Testing and tracking
On the national education front, the College Board has developed a test to assess college readiness -- in 8th graders. Described as a "low-stakes" instrument -- whatever that is -- the ReadiStep test is meant as a kind of early yardstick, to see whether middle-schoolers are on the college-prep track. The test is not, its makers protest, "a pre-pre-pre-SAT" -- but if it looks like a duck, and quacks like a duck, it probably isn't a chicken...
Testing at such an early age bodes ill for late-blooming students; it smacks of tracking, which funnels students into more- or less-rigorous curricula and career tracks. While US schools tracked students well into the late 20th century (and beyond, say advocates for minority and low-income students), the theoretical American meritocracy argues against tracking in favor of individual determination -- the "if you can dream it, you can do it" ethic. (Never mind the advantages of race, class, legacies, and long-entrenched social networks.)

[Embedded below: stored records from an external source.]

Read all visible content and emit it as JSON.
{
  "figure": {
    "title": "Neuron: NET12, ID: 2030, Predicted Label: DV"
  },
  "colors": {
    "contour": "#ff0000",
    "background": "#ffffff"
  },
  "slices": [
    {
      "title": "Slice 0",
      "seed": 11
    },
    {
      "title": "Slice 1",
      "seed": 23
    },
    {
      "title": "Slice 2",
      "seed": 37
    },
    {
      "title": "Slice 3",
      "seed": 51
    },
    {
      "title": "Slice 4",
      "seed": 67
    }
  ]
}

Our neighbors overseas unabashedly track students, with whopper exams in middle school or earlier, to determine who's college material -- and who's not. In France, students sit for cumulative exams to gain access to prestigious high schools and grands ecoles, respected institutions that gleam bright on a resume. In Germany, exams at the end of primary school determine if students will continue their education in high schools that prepares them for trade school, clerical/business school, or university.
Concerns about tracking are legitimate. But before the philosophical debate, parents and school leaders would do well to weigh the practical effect of yet another standardized assessment in the already test-dense 8th grade year. Don't the myriad other tests 8th graders take, like citywide and state exams, assess a child's academic readiness for the pre-college challenge? Can't the wizards who crunch the numbers look at the data they already gather and find a way to infer readiness? Or are the cynics right, and the College Board's new instrument is meant to generate funds -- and stoke the ever-glowing embers of parental worry?